The study builds on the group’s prior work demonstrating that gut flora capture and recycle nitrogen into amino acids, such as glutamine, that support the protein turnover required by proliferating myeloma cells.⁴ Metabolism of amino acids by myeloma cells provides nitrogen substrates that feed bacterial ammonium production—an elegant example of symbiosis, which leads to the downstream deleterious effects on bone described in the article. The findings are novel and shed light on an interesting pathological mechanism linking gut microbiome to myeloma biology. Although preliminary, it is compelling to hypothesize that reducing ammonium production by therapeutically targeting the gut microbiome could serve as a paradigm for secondary prevention that reduces the risk of evolution of plasma cell dyscrasias into symptomatic multiple myeloma.
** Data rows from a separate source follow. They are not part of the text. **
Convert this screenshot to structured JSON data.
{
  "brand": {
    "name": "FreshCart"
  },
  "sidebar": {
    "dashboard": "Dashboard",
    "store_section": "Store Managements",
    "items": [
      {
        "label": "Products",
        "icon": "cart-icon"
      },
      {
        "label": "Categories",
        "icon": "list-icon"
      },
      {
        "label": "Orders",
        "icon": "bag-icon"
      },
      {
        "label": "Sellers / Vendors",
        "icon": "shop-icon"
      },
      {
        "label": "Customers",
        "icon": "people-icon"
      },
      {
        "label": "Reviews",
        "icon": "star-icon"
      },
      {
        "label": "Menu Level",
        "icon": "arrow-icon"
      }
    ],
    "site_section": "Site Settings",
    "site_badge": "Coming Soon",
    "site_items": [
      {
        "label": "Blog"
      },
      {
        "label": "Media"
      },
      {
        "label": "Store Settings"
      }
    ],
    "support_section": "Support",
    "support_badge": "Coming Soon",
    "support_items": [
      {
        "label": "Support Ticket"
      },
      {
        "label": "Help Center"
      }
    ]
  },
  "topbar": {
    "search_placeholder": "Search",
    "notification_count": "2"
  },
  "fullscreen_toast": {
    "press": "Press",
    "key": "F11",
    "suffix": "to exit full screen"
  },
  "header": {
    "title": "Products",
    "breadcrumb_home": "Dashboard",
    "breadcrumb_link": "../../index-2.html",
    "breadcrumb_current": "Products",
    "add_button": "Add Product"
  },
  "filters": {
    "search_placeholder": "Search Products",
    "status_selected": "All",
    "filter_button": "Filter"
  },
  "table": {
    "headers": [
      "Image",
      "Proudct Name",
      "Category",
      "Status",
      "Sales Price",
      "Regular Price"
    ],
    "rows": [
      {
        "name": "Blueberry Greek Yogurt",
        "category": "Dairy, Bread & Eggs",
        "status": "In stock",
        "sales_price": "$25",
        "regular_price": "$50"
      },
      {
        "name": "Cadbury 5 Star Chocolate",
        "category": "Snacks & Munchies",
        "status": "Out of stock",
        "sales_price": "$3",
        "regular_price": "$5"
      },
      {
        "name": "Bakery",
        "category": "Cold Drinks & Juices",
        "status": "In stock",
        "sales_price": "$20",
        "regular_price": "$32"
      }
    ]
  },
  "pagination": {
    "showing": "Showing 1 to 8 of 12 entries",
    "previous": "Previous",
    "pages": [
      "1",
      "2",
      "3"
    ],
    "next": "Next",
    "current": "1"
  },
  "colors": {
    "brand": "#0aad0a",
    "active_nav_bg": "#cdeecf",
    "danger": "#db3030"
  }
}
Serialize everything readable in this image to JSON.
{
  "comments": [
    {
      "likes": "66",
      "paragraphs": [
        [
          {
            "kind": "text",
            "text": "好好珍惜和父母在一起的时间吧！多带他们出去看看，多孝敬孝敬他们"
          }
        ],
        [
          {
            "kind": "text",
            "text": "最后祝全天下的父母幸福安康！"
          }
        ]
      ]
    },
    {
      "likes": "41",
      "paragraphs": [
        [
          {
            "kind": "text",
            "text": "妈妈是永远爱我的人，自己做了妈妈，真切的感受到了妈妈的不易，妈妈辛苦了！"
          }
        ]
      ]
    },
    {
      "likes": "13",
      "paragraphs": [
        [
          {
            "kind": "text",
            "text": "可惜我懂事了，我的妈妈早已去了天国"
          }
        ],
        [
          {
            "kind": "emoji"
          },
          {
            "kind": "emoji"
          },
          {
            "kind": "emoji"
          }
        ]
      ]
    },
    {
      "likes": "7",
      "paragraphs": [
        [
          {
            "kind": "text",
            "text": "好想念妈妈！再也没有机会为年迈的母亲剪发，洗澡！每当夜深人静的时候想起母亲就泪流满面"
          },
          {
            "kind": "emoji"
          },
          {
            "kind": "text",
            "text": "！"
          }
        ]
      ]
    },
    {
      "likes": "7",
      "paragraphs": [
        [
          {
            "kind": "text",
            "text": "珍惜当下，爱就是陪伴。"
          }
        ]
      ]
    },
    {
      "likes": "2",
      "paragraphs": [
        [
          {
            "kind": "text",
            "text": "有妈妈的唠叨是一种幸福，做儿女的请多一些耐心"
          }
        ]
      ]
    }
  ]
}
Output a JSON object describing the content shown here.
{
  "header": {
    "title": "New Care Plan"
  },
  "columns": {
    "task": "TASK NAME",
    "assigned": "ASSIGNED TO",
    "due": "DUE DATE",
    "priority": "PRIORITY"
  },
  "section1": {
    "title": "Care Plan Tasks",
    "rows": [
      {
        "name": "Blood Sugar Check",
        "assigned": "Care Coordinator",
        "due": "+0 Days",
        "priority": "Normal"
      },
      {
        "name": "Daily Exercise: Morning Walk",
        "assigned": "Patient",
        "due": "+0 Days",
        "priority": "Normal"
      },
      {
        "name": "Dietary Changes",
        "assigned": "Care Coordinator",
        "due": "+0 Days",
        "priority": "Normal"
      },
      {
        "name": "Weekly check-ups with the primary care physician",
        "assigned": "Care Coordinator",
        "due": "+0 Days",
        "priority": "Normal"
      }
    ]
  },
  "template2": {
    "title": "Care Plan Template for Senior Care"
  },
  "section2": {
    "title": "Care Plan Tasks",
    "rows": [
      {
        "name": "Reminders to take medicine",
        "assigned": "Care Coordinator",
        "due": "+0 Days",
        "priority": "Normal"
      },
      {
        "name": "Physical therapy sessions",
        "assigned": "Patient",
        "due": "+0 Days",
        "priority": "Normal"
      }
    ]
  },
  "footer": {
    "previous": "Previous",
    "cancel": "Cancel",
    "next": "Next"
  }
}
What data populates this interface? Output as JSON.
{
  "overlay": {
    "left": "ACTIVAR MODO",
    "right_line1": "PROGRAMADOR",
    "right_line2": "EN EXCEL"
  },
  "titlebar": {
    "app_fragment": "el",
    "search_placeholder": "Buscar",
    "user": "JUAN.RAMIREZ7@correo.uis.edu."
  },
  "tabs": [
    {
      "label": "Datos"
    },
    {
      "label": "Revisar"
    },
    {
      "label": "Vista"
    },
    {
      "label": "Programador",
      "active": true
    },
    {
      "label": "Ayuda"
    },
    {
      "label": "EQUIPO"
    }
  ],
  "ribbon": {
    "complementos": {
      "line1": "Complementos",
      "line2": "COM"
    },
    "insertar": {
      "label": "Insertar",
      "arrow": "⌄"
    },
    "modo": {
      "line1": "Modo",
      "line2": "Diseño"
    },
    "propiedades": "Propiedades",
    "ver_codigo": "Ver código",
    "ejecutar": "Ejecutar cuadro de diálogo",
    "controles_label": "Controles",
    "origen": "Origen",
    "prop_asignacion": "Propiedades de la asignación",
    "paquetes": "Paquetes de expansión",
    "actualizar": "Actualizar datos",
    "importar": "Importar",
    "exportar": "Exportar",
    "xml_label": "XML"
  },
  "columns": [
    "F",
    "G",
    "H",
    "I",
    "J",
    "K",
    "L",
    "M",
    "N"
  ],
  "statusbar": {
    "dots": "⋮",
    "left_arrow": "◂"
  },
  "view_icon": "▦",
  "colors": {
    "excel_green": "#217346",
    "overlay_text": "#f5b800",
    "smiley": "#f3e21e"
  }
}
The study is among a growing body of work demonstrating a correlation between gut microbiome features, myeloma pathogenesis, and treatment responses (see figure). In addition to altered nitrogen recirculation, bacterial species that lead to an increase in interleukin-17 production (Prevotella heparinolytica) promote a microenvironment supportive of myelomagenesis (enriched with T-helper 17 cells and eosinophils).⁵ Increased microbial alpha diversity, generally considered a marker of overall microbiome health, and an increased relative abundance of butyrate-producing bacteria (eg, Eubacterium hallii and Faecalibacterium prausnitzii) seem to be features of individuals who attain deeper and more durable treatment responses after induction or in the context of maintenance treatment with the immunomodulatory drug lenalidomide.^6,7 Gut microbial diversity has also been correlated with clinical outcomes in other contexts in myeloma, including after autologous hematopoietic cell transplantation.⁸ Those studies support the relevance of sampling gut flora in different disease and treatment contexts to discern relationships between bacterial metabolic pathways, myeloma proliferation, and host immune biology, with the goal of developing rationale for interventions that could synergize with evolving prevention and treatment approaches.

Manipulating the microbiome is a compelling approach to modify the natural history of myeloma, but prospective trials are needed.⁹ Ongoing clinical trials are testing whether empowering patients to improve their own health via dietary modifications can significantly alter the gut microbiome and affect the natural history of precursor plasma cell dyscrasias (refer to NCT05640843, NCT04920084, and NCT04497961 at https://clinicaltrials.gov/). Additional evaluations of targeted pre- or probiotics to promote or displace specific bacterial taxa, as well as targeted antibiotics, are warranted to determine whether these approaches can lead to a meaningful improvement in disease biomarkers or treatment responses. For example, a clinical trial testing the use of rifaximin to alter gut flora in patients with monoclonal gammopathy may find this intervention lowers the abundance of nitrogen recycling bacteria, reduces ammonium production, and disrupts the symbiotic pathway described by Yang et al (see NCT03820817). Thus, this work not only defines a potential therapeutic target for preventing myeloma-related bone disease but also provides confirmation that exploration of the complexities of the microbiome and its metabolic effects on health and disease is a rich area for continued study.

Conflict-of-interest disclosure: The authors declare no competing financial interests.